Will Ditto, 25, a legislative aide, said he was getting ready to go to bed last night when his mother called him with the news.

He decided to leave his home on Capitol Hill and join the crowd. As he travelled on the underground train to the White House, he told fellow passengers the news.

“It’s huge,” he said. “It’s a great day to be an American.”

George Washington University student Alex Washofsky, 20, and his roommate Dan Fallon, 20, joined the crowd.

Mr Washofsky, a member of the Navy Reserve Officer Training Corps said: “George Bush said ’Bring him to justice, dead or alive’, and we did it.”

The crowd began gathering before President Barack Obama addressed the nation at about 11.30pm local time (4.30am Irish time). By midnight, people had filled the street directly in front of the White House.

Some people sprinted on foot to join the crowd. Others arrived on bicycles, and some people brought dogs.

American flags of all sizes were being held aloft, worn draped over the shoulders or gripped by many hands for a group wave.

Some people climbed trees and lamp-posts to better display the flags they carried. Others without flags simply pumped their fists in the air.

Some people offered up the “hey, hey, good-bye” sing-song chant more typically used to send defeated teams off the sports field. And Parth Chauhan, 20, a student at George Washington University, blew a vuvuzela.

In Dearborn, Michigan, a heavily Middle Eastern suburb that is home to one of the nation’s largest Arab and Muslim communities, a small crowd gathered outside City Hall, chanting “USA” and waving American flags.

Across town, some honked their car horns as they drove along the main street where most of the Arab-American restaurants and shops are located.

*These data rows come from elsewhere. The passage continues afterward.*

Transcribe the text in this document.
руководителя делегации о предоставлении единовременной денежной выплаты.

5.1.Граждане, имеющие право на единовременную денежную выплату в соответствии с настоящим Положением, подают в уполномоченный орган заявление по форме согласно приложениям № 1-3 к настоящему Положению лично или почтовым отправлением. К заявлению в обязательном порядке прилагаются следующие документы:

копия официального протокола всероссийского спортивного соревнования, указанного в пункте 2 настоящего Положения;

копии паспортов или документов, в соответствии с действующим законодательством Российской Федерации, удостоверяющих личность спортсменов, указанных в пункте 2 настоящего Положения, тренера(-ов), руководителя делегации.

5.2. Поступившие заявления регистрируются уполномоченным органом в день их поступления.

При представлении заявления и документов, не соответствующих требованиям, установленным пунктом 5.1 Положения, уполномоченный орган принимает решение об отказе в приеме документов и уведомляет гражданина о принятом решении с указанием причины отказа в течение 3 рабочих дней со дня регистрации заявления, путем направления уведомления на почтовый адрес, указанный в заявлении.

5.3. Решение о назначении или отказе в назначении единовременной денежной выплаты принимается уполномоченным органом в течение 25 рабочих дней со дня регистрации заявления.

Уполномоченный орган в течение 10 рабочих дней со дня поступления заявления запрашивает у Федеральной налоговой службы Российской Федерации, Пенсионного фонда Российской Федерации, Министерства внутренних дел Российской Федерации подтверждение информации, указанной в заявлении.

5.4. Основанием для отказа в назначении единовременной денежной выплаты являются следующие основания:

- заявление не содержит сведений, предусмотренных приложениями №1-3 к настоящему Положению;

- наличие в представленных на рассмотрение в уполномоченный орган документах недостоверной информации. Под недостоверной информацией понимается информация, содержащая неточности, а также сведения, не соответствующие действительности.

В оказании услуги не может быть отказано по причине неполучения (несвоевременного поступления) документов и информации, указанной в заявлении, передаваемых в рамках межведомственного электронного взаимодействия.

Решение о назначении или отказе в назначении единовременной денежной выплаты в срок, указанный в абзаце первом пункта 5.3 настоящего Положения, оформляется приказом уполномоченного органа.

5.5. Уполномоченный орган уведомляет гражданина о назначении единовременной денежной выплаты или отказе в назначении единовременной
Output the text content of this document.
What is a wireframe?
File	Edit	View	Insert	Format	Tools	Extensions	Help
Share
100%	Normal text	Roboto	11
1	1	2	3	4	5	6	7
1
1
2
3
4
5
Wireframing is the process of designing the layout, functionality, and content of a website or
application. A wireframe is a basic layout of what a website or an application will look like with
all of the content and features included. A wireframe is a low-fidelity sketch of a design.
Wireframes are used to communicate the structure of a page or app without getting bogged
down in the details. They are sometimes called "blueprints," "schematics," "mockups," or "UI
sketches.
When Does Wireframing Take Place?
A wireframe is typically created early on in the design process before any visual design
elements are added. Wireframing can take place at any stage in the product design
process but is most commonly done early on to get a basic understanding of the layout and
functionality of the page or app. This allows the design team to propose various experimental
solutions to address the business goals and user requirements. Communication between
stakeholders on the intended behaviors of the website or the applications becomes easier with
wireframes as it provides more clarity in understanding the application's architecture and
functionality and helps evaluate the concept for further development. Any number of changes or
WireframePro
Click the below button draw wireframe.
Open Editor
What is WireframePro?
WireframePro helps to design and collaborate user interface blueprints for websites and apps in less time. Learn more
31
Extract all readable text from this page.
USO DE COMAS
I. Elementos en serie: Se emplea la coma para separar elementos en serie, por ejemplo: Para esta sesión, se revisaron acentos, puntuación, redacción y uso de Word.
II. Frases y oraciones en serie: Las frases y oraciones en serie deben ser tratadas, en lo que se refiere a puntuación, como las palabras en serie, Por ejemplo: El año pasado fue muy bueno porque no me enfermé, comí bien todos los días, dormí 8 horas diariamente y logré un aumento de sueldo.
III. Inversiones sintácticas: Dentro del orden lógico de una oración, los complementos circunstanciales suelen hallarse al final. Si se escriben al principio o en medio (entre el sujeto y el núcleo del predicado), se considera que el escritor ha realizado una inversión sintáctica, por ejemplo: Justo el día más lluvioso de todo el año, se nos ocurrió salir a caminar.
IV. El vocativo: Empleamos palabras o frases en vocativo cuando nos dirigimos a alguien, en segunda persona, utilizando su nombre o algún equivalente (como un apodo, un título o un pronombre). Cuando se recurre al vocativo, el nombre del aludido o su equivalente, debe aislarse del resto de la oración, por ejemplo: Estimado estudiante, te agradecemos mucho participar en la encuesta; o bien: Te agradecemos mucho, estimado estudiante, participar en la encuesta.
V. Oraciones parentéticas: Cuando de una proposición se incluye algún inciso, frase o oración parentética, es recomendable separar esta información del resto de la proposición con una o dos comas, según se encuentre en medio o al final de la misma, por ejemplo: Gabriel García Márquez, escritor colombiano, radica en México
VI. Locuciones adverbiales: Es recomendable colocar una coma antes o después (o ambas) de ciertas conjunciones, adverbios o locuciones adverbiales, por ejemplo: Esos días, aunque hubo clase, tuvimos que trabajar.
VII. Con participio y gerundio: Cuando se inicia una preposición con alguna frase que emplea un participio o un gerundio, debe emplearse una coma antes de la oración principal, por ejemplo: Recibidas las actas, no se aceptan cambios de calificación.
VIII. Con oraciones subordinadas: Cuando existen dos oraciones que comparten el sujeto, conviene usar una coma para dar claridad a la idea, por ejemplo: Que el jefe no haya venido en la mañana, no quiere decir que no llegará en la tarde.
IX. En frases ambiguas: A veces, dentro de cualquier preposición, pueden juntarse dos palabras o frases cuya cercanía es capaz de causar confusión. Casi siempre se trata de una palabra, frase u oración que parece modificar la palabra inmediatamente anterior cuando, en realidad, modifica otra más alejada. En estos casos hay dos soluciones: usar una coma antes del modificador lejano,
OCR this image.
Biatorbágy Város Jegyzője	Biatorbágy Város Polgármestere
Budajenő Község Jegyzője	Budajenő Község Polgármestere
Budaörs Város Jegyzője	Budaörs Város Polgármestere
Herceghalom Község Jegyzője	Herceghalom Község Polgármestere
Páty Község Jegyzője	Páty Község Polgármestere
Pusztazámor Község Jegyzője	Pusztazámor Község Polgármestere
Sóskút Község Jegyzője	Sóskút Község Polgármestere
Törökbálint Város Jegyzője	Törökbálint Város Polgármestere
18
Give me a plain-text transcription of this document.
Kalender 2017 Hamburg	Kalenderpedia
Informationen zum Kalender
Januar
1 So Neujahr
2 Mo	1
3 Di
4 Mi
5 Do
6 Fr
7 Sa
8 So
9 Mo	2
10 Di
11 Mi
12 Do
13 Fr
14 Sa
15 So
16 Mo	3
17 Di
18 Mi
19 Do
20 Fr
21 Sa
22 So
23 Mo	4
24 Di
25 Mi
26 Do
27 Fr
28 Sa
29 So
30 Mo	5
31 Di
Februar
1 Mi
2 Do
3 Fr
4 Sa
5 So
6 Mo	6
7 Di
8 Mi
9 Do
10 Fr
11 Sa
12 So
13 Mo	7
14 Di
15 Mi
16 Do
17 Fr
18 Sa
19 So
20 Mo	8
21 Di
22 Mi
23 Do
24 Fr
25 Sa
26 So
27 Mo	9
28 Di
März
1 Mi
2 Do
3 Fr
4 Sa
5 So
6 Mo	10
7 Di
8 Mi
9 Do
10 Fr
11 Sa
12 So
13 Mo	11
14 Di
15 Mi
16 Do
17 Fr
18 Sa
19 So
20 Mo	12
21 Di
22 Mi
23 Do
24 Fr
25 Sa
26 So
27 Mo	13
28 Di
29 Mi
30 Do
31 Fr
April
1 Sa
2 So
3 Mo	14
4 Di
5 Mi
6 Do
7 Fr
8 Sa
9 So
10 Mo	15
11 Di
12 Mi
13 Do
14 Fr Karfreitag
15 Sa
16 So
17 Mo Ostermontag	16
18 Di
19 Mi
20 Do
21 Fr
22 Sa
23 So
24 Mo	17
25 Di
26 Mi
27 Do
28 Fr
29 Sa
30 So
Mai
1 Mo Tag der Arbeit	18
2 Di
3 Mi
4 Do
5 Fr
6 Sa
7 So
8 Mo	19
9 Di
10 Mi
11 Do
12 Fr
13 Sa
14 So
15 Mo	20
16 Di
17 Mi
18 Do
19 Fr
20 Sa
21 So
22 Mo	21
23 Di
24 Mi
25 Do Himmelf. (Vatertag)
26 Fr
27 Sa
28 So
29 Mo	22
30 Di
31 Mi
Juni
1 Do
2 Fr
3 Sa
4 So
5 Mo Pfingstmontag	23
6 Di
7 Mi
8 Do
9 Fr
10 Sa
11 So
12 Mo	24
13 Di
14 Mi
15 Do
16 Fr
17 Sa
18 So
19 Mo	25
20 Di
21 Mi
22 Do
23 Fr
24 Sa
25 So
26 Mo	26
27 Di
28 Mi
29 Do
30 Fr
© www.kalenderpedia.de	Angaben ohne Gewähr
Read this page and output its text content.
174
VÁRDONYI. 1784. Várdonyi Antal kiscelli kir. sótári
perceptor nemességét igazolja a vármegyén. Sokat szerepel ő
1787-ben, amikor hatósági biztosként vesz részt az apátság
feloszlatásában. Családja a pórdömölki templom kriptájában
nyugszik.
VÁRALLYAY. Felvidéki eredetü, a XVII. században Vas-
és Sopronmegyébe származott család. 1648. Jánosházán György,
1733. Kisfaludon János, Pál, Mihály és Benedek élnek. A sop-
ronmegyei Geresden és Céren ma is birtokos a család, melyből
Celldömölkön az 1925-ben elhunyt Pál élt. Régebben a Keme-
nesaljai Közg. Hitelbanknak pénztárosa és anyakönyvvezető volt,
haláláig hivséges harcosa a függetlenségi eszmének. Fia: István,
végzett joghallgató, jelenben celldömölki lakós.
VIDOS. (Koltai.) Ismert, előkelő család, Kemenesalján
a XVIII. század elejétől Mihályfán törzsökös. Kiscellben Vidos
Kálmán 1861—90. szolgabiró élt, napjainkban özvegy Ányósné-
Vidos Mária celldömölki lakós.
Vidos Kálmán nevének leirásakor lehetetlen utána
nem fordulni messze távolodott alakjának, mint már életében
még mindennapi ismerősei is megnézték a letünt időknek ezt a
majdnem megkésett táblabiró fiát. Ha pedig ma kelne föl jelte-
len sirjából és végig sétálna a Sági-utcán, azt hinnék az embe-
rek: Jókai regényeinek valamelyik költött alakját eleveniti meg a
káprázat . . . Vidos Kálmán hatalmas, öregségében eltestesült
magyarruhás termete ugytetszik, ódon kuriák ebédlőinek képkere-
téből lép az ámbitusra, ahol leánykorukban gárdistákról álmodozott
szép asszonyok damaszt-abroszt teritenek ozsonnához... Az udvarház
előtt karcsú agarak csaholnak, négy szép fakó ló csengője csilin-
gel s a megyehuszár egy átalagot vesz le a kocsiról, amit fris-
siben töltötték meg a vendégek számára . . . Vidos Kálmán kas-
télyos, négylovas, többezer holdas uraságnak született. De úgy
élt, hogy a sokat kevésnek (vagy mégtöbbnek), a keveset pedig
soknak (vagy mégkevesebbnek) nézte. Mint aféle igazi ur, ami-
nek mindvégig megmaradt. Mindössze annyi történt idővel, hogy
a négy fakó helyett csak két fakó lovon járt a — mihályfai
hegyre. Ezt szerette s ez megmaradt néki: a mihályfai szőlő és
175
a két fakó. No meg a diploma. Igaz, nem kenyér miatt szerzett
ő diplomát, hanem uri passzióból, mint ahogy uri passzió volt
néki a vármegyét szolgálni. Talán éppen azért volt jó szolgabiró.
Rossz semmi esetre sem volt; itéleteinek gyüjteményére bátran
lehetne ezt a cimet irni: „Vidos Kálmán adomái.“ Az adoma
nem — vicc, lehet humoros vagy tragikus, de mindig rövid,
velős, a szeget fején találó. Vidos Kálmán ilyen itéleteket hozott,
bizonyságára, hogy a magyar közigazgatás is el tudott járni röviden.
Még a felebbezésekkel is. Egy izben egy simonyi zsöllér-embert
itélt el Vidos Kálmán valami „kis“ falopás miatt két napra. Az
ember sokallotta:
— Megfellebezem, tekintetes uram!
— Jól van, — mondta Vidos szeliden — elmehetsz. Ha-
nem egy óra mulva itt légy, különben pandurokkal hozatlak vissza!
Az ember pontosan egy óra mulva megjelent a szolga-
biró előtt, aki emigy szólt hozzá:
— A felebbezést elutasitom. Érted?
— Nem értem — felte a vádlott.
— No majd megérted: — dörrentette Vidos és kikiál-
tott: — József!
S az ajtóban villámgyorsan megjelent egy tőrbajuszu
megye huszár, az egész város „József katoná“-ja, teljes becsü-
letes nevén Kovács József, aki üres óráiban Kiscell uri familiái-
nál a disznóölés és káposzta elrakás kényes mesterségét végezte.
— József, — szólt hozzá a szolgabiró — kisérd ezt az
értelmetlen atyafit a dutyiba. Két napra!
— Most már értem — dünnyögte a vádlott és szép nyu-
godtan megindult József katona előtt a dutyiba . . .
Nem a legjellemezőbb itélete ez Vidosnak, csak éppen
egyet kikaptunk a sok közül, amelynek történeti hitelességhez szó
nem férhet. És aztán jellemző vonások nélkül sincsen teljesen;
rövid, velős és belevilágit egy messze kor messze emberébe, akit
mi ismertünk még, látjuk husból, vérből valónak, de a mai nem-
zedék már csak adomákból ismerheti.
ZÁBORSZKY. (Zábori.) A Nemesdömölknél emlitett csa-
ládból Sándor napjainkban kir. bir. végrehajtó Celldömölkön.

At the Arabica Cafe, the big-screen TVs that normally show sports were all turned to news about bin Laden.

Cafe manager Mohamed Kobeissi says it was finally justice for bin Laden’s victims.

In Philadelphia, at a game between the New York Mets and Philadelphia Phillies, chants of “USA! USA!” began among the crowd at Citizens Bank Park. Fans could be seen all over the stadium checking their phones and sharing the news.